Every year at Thanksgiving, I think of our first Thanksgiving together. Kelsey and I were married in July of 1989 (she was 12), and at that fall, we were houseparents at a boys home in Williston, North Dakota. We found ourselves at a Thanksgiving Service there at an Assemblies of God Church. The pastor opened the mic for anyone who wanted to share what they were thankful for, and the first family to the front was one that I knew had been out of work for six months. He had recently found a job and they were on the road back to financial stability, but they had lived half the year in a very difficult position.

At this point, I was just a few months into thinking about how to pay for things - I had literally never lived on my own or thought much about how the food arrived at the table.
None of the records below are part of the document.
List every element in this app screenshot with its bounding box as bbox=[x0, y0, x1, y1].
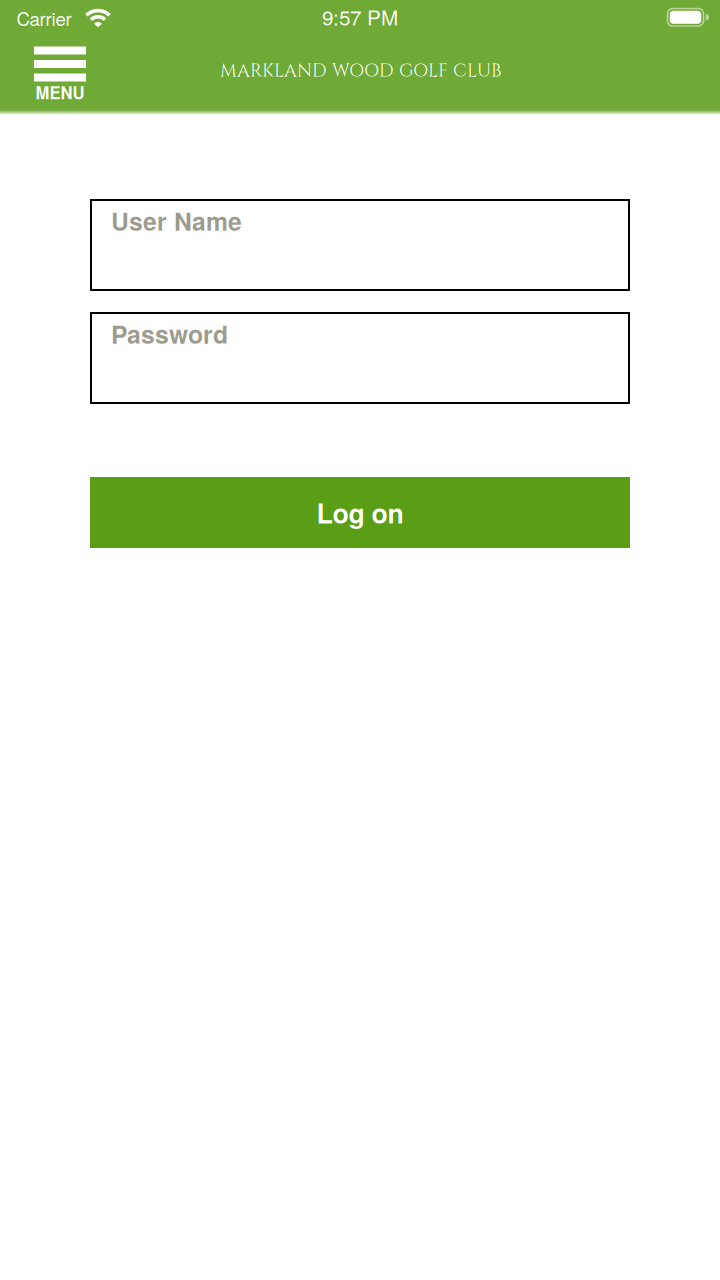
staticText: MARKLAND WOOD GOLF CLUB bbox=[220, 59, 502, 83]
textField[interactable]: User Name bbox=[111, 203, 630, 238]
button[interactable]: Menu bbox=[15, 0, 105, 112]
staticText: User Name bbox=[111, 203, 242, 238]
staticText: 9:57 PM bbox=[322, 2, 398, 31]
staticText: Password bbox=[111, 316, 228, 351]
staticText: Carrier bbox=[16, 5, 72, 31]
button[interactable]: Log on bbox=[90, 477, 630, 548]
secureTextField[interactable]: Password bbox=[111, 316, 630, 351]
staticText: MENU bbox=[36, 81, 84, 104]
staticText: Log on bbox=[316, 493, 404, 532]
I went straight from High School and living with my parents to living in a college dorm to marriage, and it was only when we got married that I began to understand what it meant to make ends meet.
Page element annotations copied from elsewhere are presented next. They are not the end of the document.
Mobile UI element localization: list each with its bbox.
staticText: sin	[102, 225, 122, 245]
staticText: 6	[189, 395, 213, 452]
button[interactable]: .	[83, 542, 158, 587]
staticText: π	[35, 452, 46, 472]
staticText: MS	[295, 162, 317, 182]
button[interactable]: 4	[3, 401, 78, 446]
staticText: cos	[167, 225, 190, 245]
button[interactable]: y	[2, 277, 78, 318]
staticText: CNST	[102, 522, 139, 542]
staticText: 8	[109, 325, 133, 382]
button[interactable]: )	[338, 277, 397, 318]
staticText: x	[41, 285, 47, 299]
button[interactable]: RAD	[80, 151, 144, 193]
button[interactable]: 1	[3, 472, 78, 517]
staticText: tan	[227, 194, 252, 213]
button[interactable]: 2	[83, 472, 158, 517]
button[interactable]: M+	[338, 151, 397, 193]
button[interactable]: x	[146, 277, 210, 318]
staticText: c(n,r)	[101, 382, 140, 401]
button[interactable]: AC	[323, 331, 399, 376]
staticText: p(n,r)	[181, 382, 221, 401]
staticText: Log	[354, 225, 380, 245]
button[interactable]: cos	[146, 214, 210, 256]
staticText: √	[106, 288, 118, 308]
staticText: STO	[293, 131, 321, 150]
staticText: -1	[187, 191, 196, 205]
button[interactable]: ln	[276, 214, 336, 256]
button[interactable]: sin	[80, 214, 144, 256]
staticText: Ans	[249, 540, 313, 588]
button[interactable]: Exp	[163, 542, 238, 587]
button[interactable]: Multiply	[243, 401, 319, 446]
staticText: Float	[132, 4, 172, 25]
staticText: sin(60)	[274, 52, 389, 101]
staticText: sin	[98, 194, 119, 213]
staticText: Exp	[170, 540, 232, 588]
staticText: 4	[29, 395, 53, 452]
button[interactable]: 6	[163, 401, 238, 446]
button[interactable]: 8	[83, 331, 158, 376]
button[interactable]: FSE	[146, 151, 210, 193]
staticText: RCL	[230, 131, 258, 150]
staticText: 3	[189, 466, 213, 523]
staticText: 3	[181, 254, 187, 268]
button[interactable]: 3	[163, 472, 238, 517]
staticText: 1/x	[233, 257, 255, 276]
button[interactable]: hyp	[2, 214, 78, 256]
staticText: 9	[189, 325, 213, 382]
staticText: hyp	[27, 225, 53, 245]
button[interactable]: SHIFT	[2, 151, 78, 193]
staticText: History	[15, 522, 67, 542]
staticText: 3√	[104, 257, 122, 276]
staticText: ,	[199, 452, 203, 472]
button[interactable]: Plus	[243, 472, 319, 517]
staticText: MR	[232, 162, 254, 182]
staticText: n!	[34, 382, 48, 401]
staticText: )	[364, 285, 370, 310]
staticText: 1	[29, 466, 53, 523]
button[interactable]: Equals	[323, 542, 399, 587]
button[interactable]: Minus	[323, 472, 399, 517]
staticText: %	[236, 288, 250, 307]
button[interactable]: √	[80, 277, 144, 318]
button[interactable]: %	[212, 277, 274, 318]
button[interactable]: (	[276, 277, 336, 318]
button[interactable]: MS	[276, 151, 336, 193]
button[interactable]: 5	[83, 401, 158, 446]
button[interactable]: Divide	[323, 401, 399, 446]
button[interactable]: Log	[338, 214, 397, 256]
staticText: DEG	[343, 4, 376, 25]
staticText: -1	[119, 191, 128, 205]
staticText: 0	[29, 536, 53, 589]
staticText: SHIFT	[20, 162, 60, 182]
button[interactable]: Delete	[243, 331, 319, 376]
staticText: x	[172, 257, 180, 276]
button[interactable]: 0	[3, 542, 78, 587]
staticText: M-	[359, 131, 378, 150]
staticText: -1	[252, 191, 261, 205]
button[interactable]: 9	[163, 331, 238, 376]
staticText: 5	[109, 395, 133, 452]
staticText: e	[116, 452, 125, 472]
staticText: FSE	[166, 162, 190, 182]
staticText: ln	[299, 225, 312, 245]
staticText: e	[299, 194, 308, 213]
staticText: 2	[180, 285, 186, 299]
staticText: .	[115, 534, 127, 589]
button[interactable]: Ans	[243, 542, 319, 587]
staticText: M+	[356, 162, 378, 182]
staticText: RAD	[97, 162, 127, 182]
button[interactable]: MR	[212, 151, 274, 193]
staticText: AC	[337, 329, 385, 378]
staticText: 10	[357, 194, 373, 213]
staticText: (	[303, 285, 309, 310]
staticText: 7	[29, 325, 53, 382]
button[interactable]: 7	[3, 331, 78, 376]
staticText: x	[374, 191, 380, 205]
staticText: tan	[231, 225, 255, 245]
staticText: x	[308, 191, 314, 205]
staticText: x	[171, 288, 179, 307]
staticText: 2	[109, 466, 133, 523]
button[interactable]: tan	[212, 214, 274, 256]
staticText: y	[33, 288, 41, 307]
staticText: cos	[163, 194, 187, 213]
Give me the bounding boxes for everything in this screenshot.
Here stood a man who had carried those pressures in an extraordinary way for six months. His family never missed church. He looked for work dilligently....and yet nothing had broken open for them until just recently. He stood there and thanked God for all the lessons learned during this time of difficulty, for growing closer to his wife, and for the help from the community of faith around him. He showed me joy in difficulty - thankfulness in all things. He cried. We cried. And we all were thankful.

Yesterday was a great one. After loading up the boys to go downtown with a group of others to feed the homeless, we spent the afternoon at the house with sundry and assorted friends, feasting on turkey and all the trimings. Kelsey, Diane, Cheryl, John, and Costco outdid themselves. It made me want to fully enter into the spirit of the day and wander out into the backyard blasting musket balls at venison and shouting pilgrimy things like "I beseech thee!" and "Thine fancy hatband showeth you to be a liberal!" Instead, I ate....played Scrabble with Jackson....and was very, very thankful.